Una salva de aplausos interrumpió al orador. No eran unánimes, pero no menos de la mitad de la sala aplaudía, y en esta mitad había padres y madres. De las tribunas ocupadas por las damas salieron gritos entusiastas. Incluso se agitaron pañuelos. El presidente hizo sonar la campanilla con todas sus fuerzas. Era evidente su enojo ante el escándalo, pero no se atrevió a cumplir su amenaza de hacer evacuar la sala. Incluso las autoridades y los viejos aplaudieron al orador. De aquí que, una vez calmados los ánimos, el presidente se limitase a repetir la amenaza que no había cumplido. Emocionado y triunfante, Fetiukovitch reanudó su discurso.

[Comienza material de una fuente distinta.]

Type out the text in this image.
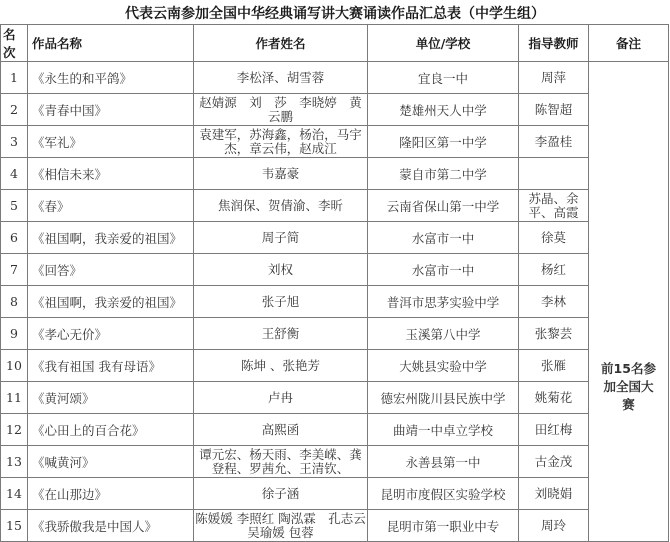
代表云南参加全国中华经典诵写讲大赛诵读作品汇总表（中学生组）
名次	作品名称	作者姓名	单位/学校	指导教师	备注

1	《永生的和平鸽》	李松泽、胡雪蓉	宜良一中	周萍	前15名参加全国大赛

2	《青春中国》	赵婧源　刘　莎　李晓婷　黄云鹏	楚雄州天人中学	陈智超	

3	《军礼》	袁建军，苏海鑫，杨治，马宇杰，章云伟，赵成江	隆阳区第一中学	李盈桂	

4	《相信未来》	韦嘉豪	蒙自市第二中学		

5	《春》	焦润保、贺倩渝、李昕	云南省保山第一中学	苏晶、余平、高霞	

6	《祖国啊，我亲爱的祖国》	周子简	水富市一中	徐莫	

7	《回答》	刘权	水富市一中	杨红	

8	《祖国啊，我亲爱的祖国》	张子旭	普洱市思茅实验中学	李林	

9	《孝心无价》	王舒衡	玉溪第八中学	张黎芸	

10	《我有祖国 我有母语》	陈坤 、张艳芳	大姚县实验中学	张雁	

11	《黄河颂》	卢冉	德宏州陇川县民族中学	姚菊花	

12	《心田上的百合花》	高熙函	曲靖一中卓立学校	田红梅	

13	《喊黄河》	谭元宏、杨天雨、李美嵘、龚登程、罗茜允、王清钦、	永善县第一中	古金茂	

14	《在山那边》	徐子涵	昆明市度假区实验学校	刘晓娟	

15	《我骄傲我是中国人》	陈媛媛 李照红 陶泓霖　孔志云 吴瑜媛 包蓉	昆明市第一职业中专	周玲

—Recuerden ustedes, señores del jurado, aquella horrible noche de la que tanto se ha hablado aquí, aquella noche en que el hijo saltó la tapia del jardín de su padre y se encontró frente a frente con el enemigo que le había dado la vida. Insisto en que no fue el dinero lo que le atrajo allí; la acusación de robo es absurda por las razones que ya he expuesto. Tampoco era su intención matar. Si hubiera abrigado tal propósito, se habría provisto de una verdadera arma y no de una mano de mortero de la que se apoderó con un movimiento instintivo, sin saber por qué. Admitamos por unos momentos que engañó a su padre llamando con los golpes convenidos y que entró en la casa. Ya he dicho que no creo en esta fantasía, pero supongamos momentáneamente que ocurrió así. En este caso, señores del jurado, estoy completamente seguro de que si el rival de Dmitri Karamazov, en vez de ser su padre, hubiera sido un extraño, el acusado, después de comprobar que su amada no estaba allí, se habría apresurado a marcharse, sin hacer el menor daño o, a lo sumo, después de zarandearlo o golpearlo, ya que lo único que le interesaba era encontrar a Gruchegnka. Pero el rival era su padre, el que lo ha abandonado en su infancia, el monstruo al que considera como su peor enemigo. Al verlo, el odio lo ciega y anula su razón. Todas las ofensas recibidas acuden en tropel a su memoria. Es como un arrebato de locura, pero también un impulso natural, inconsciente, contra la transgresión de las leyes eternas. En este caso no se puede acusar al homicida de ser un verdadero criminal. No, no se le puede acusar. El supuesto asesino se ha limitado a levantar la mano de mortero en un impulso de indignación, de contrariedad, sin el propósito de matar, sin darse cuenta de que puede dar muerte a su enemigo. Si no hubiera tenido en sus manos esa fatídica mano de mortero, es posible que hubiera golpeado a su padre, pero no lo habría matado. Cuando huye, ignora si ha dado muerte al viejo que ha dejado tendido en el suelo.